Le plus insupportable, le plus enragé et l'un des plus remarquables combattants gays contre le sida est mort mercredi dernier à l'âge de 84 ans. L'Américain Larry Kramer était auteur, dramaturge, scénariste et l'un des fondateurs de la fameuse organisation Act Up en 1987 qui a été un modèle pour tous ceux d'entre nous qui nous sommes engagés, à l'époque, dans cette lutte à travers le monde. Il avait contracté le virus au début de la pandémie et a connu de nombreux problèmes de santé. C'est finalement une pneumonie que l'a terrassé à New York. Alerté très tôt par ce qu'on nommait alors le "cancer gay" -- le virus de l'immunodéficience humaine (VIH, HIV en anglais) n'avait pas encore été détecté -- il avait fondé en 1981 déjà l'association Gay Men's Health Crisis à New York.
Grâce à la férocité de son combat contre l'indifférence du président Reagan, celle des autorités de santé, de l'industrie pharmaceutique et des organisations religieuses qui considéraient cette nouvelle maladie comme une punition réservée aux pédés (et s'en réjouissaient), Larry Kramer a sauvé la vie et/ou sinon l'honneur de millions de personnes. D'abord des gays, puis très rapidement des toxicos et finalement des femmes et des hommes de toutes orientations à travers le monde. Il a su pressentir l'arrivée d'une catastrophe et réagir immédiatement. Pas comme les fonctionnaires des ministères de la santé qui ont réagi mollement, cette année, aux premières alertes du coronavirus.

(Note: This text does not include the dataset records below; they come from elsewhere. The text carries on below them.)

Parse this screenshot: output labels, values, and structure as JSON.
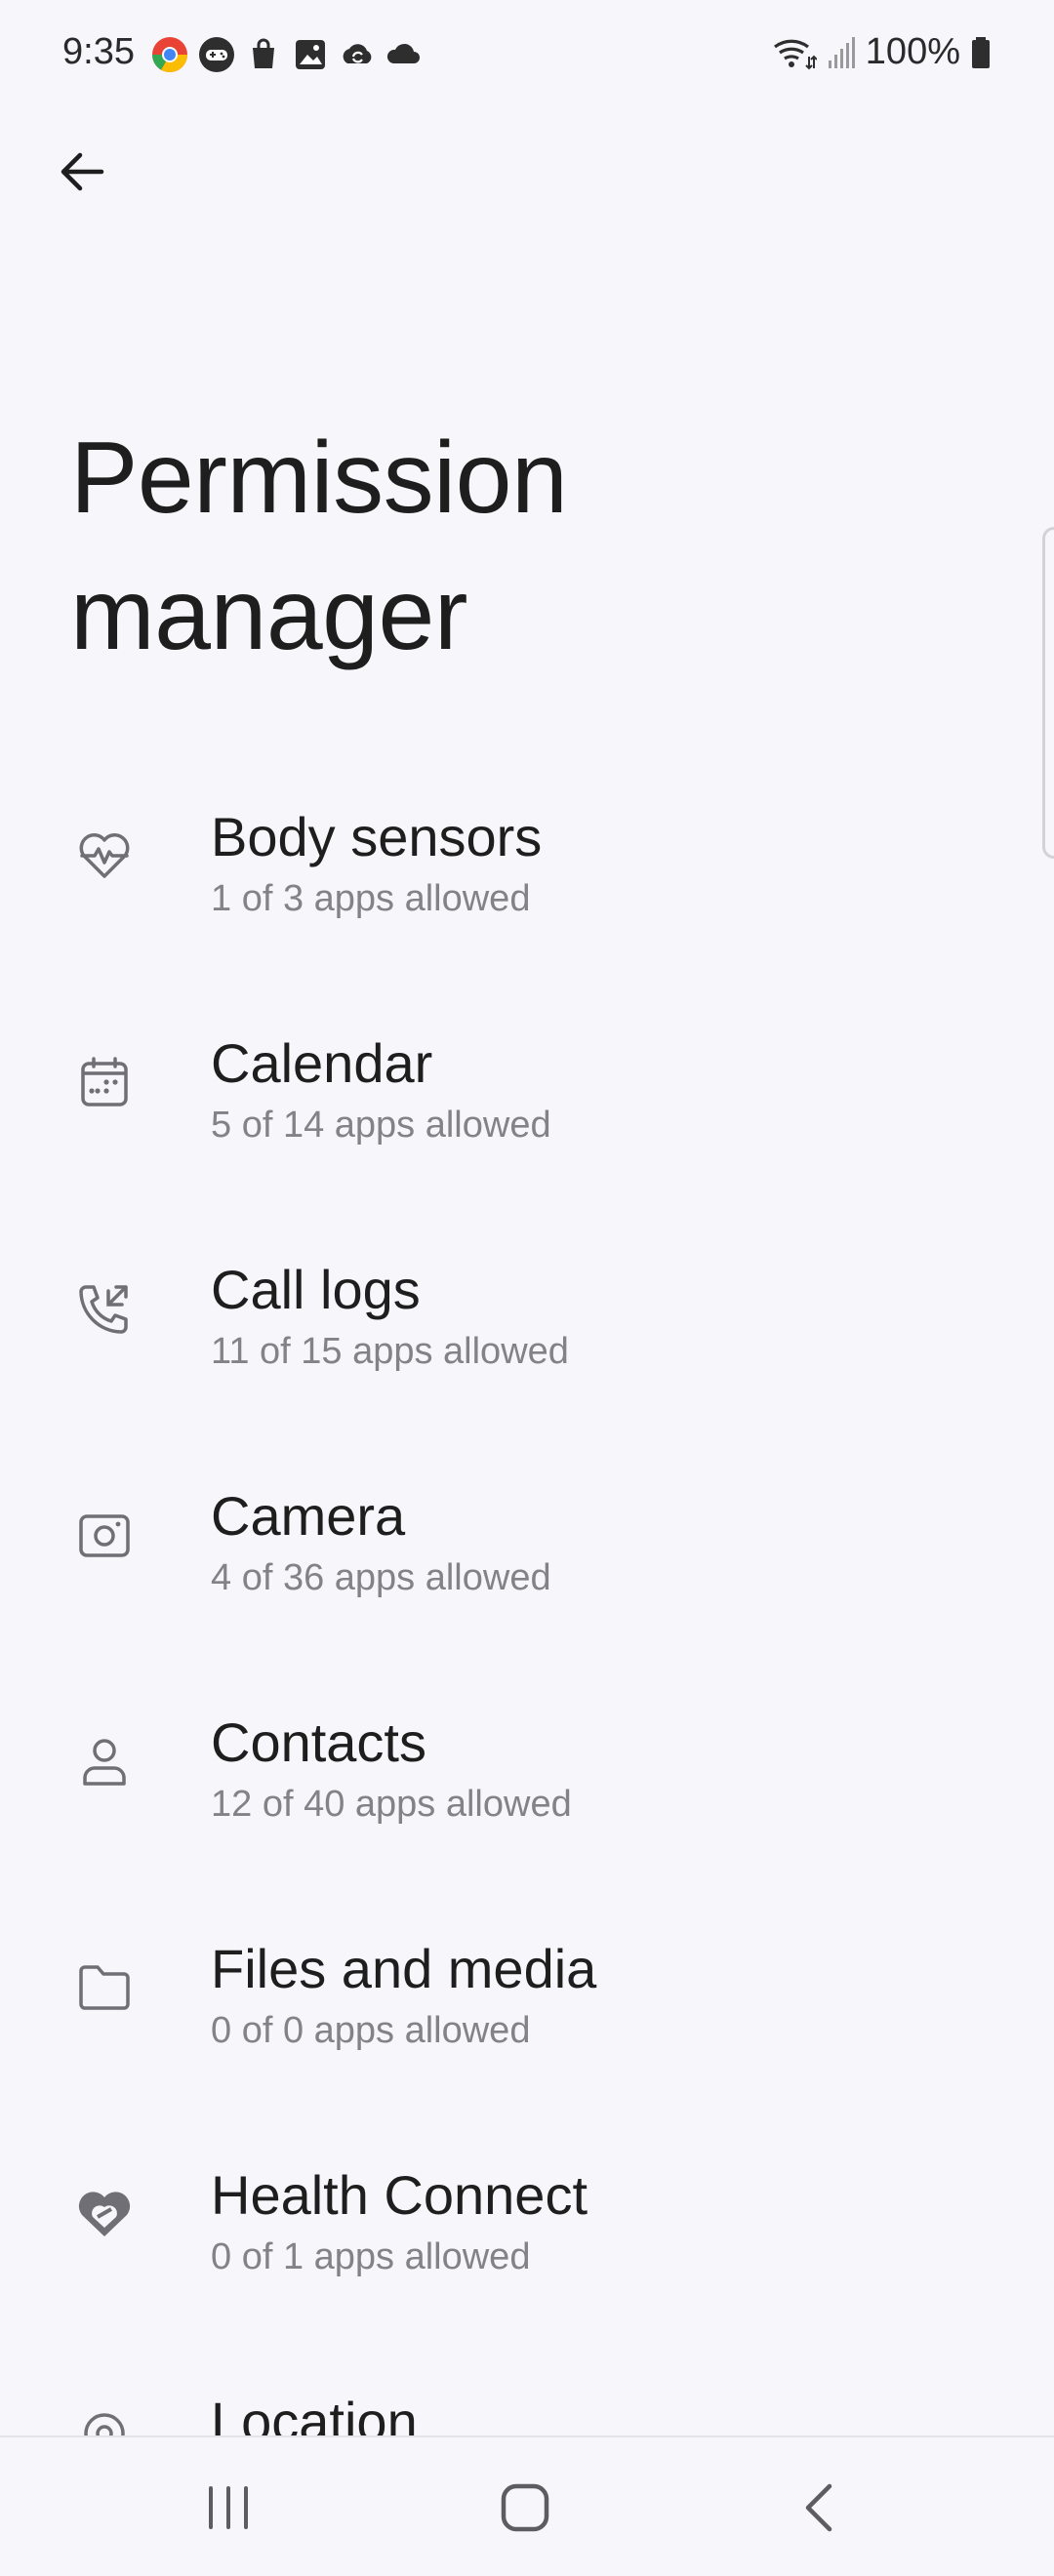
{
  "status_bar": {
    "time": "9:35",
    "notification_icons": [
      "chrome-icon",
      "game-controller-icon",
      "shopping-bag-icon",
      "gallery-icon",
      "sync-icon",
      "cloud-icon"
    ],
    "wifi_icon": "wifi-icon",
    "signal_icon": "signal-icon",
    "battery_percent": "100%",
    "battery_icon": "battery-icon"
  },
  "header": {
    "back_icon": "back-arrow-icon"
  },
  "page": {
    "title": "Permission manager"
  },
  "permissions": [
    {
      "label": "Body sensors",
      "summary": "1 of 3 apps allowed",
      "icon": "heart-pulse-icon"
    },
    {
      "label": "Calendar",
      "summary": "5 of 14 apps allowed",
      "icon": "calendar-icon"
    },
    {
      "label": "Call logs",
      "summary": "11 of 15 apps allowed",
      "icon": "call-log-icon"
    },
    {
      "label": "Camera",
      "summary": "4 of 36 apps allowed",
      "icon": "camera-icon"
    },
    {
      "label": "Contacts",
      "summary": "12 of 40 apps allowed",
      "icon": "contact-icon"
    },
    {
      "label": "Files and media",
      "summary": "0 of 0 apps allowed",
      "icon": "folder-icon"
    },
    {
      "label": "Health Connect",
      "summary": "0 of 1 apps allowed",
      "icon": "health-connect-icon"
    },
    {
      "label": "Location",
      "summary": "",
      "icon": "location-icon"
    }
  ],
  "nav_bar": {
    "recents_icon": "recents-icon",
    "home_icon": "home-icon",
    "back_icon": "nav-back-icon"
  },
  "colors": {
    "background": "#f7f7fb",
    "text_primary": "#1e1e1e",
    "text_secondary": "#828288",
    "icon_gray": "#6f6f75"
  }
}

Né à une époque où la sortie du placard (le coming out) n'était pas envisageable, sauf dans un milieu bohème, Kramer avait fait une tentative de suicide alors qu'il était étudiant à Yale. Puis il est entré dans le milieu du spectacle où il a trouvé sa voie. J'ai vu sa pièce de théâtre The Normal Heart (en français Un Coeur comme les autres) à Paris en 1987, deux ans après sa première qui avait eu lieu dans un petit théâtre de New York. Elle dénonçait l'inaction des dirigeants face à la catastrophe. J'avais perdu mon grand amour, tabassé derrière sa maison; et celui que je considérais comme mon petit frère, terrassé par le virus -- les deux morts le même jour. Et j'ai chialé durant toute la pièce à L'Espace Pierre-Cardin, théâtre presque vide ce soir-là.
La pièce The Normal Heart a été reprise en 2011 sur une scène de Broadway et a gagné un Tony Award. C'est le sujet de la vidéo ci-dessus. La doctoresse en fauteuil roulant déclare à son patient:
-- Il vous faut absolument avertir les hommes gays qu'ils doivent cesser d'avoir des relations sexuelles!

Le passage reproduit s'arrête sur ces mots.